Baron Cohen plays Haffaz Aladeen, the authoritarian ruler of the fictional African nation of Wadiya, a cross between Gadhafi and Kim Jong Il. This raging egomaniac with his ridiculous fur-ball beard orders his surname to be used in place of such common words as “Yes” and “No,” which means you can’t tell what anyone means when they answer “Aladeen” — and if you complain about that or anything else, he’ll have his guards haul you off to be beheaded.
Aladeen controls a vast oil supply and is building nuclear warheads, which he tells the world will be used for “peaceful purposes” — but has the giggles before getting the words out. He hates Israel. For fun, he watches tapes of the ’72 Munich Olympics massacre.
Baron Cohen loves portraying anti-Semites as imbeciles. The title links the film to Chaplin’s Hitler satire The Great Dictator. But my guess is that there’s also a process at work here that psychiatrists call identifying with the aggressor: You assume the role of people that you fear.
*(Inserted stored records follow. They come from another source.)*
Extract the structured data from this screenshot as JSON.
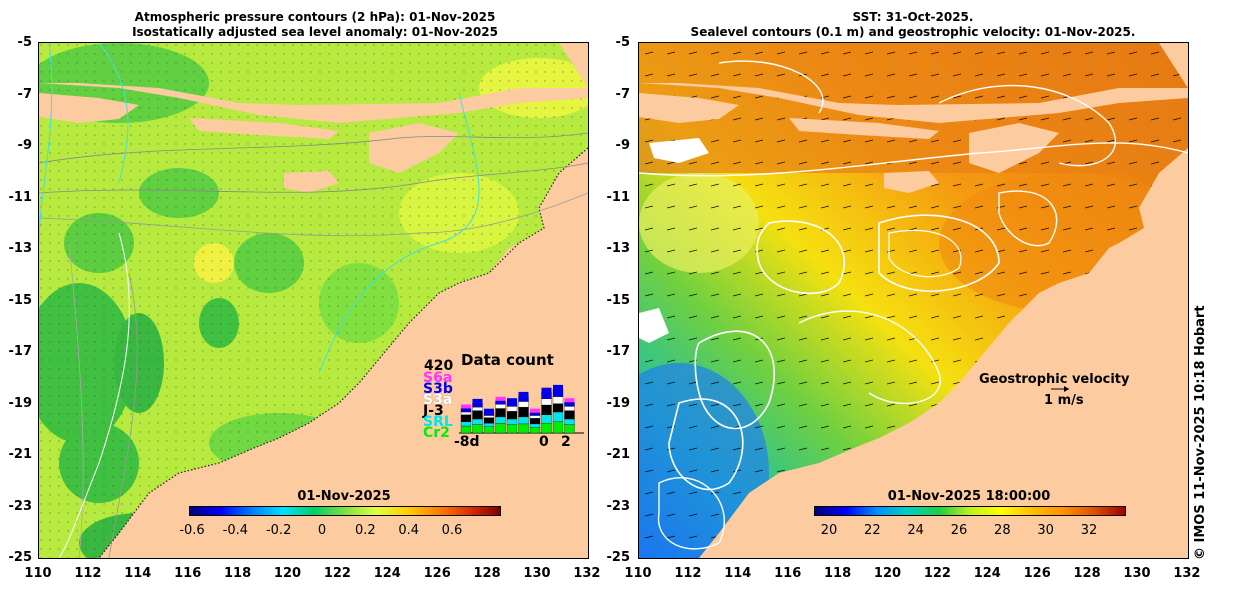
{
  "left_panel": {
    "title_line1": "Atmospheric pressure contours (2 hPa): 01-Nov-2025",
    "title_line2": "Isostatically adjusted sea level anomaly: 01-Nov-2025",
    "colorbar_title": "01-Nov-2025",
    "colorbar_ticks": [
      "-0.6",
      "-0.4",
      "-0.2",
      "0",
      "0.2",
      "0.4",
      "0.6"
    ],
    "data_count": {
      "title": "Data count",
      "max_label": "420",
      "satellites": [
        {
          "label": "S6a",
          "color": "#ff33ff"
        },
        {
          "label": "S3b",
          "color": "#0000ee"
        },
        {
          "label": "S3a",
          "color": "#ffffff"
        },
        {
          "label": "J-3",
          "color": "#000000"
        },
        {
          "label": "SRL",
          "color": "#00e5ee"
        },
        {
          "label": "Cr2",
          "color": "#00ee00"
        }
      ],
      "axis_left": "-8d",
      "axis_zero": "0",
      "axis_right": "2"
    }
  },
  "right_panel": {
    "title_line1": "SST: 31-Oct-2025.",
    "title_line2": "Sealevel contours (0.1 m) and geostrophic velocity: 01-Nov-2025.",
    "colorbar_title": "01-Nov-2025 18:00:00",
    "colorbar_ticks": [
      "20",
      "22",
      "24",
      "26",
      "28",
      "30",
      "32"
    ],
    "velocity_legend_line1": "Geostrophic velocity",
    "velocity_legend_line2": "1 m/s"
  },
  "axes": {
    "y_ticks": [
      "-5",
      "-7",
      "-9",
      "-11",
      "-13",
      "-15",
      "-17",
      "-19",
      "-21",
      "-23",
      "-25"
    ],
    "x_ticks": [
      "110",
      "112",
      "114",
      "116",
      "118",
      "120",
      "122",
      "124",
      "126",
      "128",
      "130",
      "132"
    ]
  },
  "credit": "© IMOS 11-Nov-2025 10:18 Hobart",
  "colors": {
    "land": "#fdcba0",
    "sla_scale": [
      "#00007f",
      "#0000ff",
      "#0080ff",
      "#00e0ff",
      "#00d060",
      "#80e040",
      "#e0ff40",
      "#ffd000",
      "#ff8000",
      "#e03000",
      "#800000"
    ],
    "sst_scale": [
      "#00007f",
      "#0000ff",
      "#0090ff",
      "#00d0c0",
      "#20d040",
      "#c0f020",
      "#ffff00",
      "#ffc000",
      "#ff9000",
      "#e05000",
      "#a00000"
    ]
  }
}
Baron Cohen’s identification with Aladeen is so strong that you end up rooting — yes, rooting — for the dictator, because this idiot is more likable than his chief aide, Tamir, played by a dour Ben Kingsley. Tamir arranges to have Aladeen murdered en route to a U.N. speech and make Wadiya a democracy, not because he gives a hoot about the people, but because it would open up the country to U.S. oil companies and make him insanely wealthy.